Valuations key to avoiding NALI restrictions
Speaking at a seminar in Sydney on Wednesday, DBA Lawyers’ Shaun Backhaus said it was important that trustees and their advisers not rely on informal valuations from real estate agents if they were acquiring or disposing of a property through a related party.
“When you get the real estate agent’s appraisal, it’s typically going to be a two- or three-line letter saying, ‘Based on my appraisal, the value is this’,” Mr Backhaus said.
“I would bet that half the time, there’s also an email or text message going to your client or, even worse, you, saying, ‘How much do you want me to make this?’ So, I think that’s not really going to cut it.”
Mr Backhaus explained that in disputed cases — such as when there was a suspicion that a property had been acquired from or by a related party at less than market value — the ATO would review the instructions given to the valuer by the trustee or adviser.
If the transaction was found not to have occurred at arm’s length, income earned from the property would be subject to 45 per cent tax as per the new measures currently before parliament.
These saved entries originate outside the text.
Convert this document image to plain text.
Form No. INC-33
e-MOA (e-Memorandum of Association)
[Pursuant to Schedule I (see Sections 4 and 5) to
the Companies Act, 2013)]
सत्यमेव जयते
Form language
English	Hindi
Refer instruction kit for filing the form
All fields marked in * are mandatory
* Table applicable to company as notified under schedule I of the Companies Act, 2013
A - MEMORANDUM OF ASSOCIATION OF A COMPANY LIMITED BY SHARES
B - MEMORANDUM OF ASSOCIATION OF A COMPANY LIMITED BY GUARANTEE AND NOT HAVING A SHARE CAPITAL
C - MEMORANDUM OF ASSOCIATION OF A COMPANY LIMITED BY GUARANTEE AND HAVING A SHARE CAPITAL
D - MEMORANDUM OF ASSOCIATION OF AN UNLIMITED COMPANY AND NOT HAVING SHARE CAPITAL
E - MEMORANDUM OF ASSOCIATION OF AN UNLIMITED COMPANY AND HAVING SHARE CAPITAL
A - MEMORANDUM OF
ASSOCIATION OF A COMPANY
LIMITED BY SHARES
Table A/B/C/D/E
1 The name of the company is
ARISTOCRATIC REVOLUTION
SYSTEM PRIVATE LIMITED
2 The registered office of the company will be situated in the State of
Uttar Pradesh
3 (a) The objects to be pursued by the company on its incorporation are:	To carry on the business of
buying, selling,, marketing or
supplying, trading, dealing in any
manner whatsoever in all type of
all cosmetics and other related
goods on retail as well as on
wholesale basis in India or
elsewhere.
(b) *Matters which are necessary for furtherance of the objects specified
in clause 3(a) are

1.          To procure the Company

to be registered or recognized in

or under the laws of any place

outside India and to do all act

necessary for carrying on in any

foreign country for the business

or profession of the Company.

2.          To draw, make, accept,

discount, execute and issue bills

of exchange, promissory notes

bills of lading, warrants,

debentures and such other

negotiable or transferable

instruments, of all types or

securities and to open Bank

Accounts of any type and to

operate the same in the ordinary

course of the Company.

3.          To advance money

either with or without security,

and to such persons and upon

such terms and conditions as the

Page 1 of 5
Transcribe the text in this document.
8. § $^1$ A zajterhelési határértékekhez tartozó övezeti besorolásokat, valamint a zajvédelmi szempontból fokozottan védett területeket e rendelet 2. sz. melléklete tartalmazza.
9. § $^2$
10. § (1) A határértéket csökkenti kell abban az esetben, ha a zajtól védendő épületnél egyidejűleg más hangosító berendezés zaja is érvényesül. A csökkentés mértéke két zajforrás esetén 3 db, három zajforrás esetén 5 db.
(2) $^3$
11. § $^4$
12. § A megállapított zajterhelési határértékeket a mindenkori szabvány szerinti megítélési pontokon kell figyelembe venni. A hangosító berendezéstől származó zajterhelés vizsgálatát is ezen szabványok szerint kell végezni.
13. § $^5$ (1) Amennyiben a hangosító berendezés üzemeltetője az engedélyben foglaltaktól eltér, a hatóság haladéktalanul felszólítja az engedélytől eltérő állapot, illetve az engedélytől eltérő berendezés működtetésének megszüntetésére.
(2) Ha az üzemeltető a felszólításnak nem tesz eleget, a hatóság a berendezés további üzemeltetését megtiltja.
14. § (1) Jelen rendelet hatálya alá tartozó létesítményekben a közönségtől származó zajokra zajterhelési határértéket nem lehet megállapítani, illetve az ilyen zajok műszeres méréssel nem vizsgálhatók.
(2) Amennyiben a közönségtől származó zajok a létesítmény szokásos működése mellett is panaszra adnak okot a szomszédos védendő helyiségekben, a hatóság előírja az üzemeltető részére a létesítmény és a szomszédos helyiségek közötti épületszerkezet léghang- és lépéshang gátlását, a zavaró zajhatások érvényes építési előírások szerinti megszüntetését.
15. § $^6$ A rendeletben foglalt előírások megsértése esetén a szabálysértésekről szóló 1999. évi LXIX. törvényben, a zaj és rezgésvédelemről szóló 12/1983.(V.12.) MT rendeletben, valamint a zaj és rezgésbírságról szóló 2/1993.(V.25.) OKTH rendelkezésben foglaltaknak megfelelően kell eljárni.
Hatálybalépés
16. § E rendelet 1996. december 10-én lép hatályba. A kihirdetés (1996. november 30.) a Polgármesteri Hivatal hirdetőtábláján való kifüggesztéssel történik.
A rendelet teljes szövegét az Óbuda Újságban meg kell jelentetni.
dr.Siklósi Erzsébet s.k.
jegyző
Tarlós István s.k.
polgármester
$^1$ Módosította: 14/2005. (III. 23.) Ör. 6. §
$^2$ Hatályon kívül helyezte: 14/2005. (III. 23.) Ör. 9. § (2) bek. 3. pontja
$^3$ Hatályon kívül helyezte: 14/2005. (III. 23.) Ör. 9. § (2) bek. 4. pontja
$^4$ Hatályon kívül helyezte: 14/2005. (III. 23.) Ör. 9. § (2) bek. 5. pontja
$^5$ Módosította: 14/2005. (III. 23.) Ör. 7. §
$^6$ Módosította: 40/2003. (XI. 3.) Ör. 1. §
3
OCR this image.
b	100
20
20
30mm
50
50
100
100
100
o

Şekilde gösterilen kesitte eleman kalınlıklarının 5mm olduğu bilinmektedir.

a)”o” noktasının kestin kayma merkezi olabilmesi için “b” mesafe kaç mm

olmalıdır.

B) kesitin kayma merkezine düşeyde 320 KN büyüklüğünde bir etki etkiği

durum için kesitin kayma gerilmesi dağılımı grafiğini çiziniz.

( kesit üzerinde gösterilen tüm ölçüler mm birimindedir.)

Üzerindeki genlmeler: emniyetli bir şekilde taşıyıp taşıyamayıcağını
Even those who had been diligent in their instructions to their real estate agent could be caught if the valuation did not appear to be “based on objective and supportable data” as per the ATO’s guidance on the issue, Mr Backhaus said.
“If there’s an acquisition from a related party and all you’ve got is that agent appraisal and [the value has] shot up later, the ATO could say, ‘No, based on these things in the media which the agent didn’t take into account, the value should have been more’,” he said.
“I recognise clients aren’t going to want to get a $2,000 appraisal very often, but if there are any related-party transactions involved, they need to get a valuation.”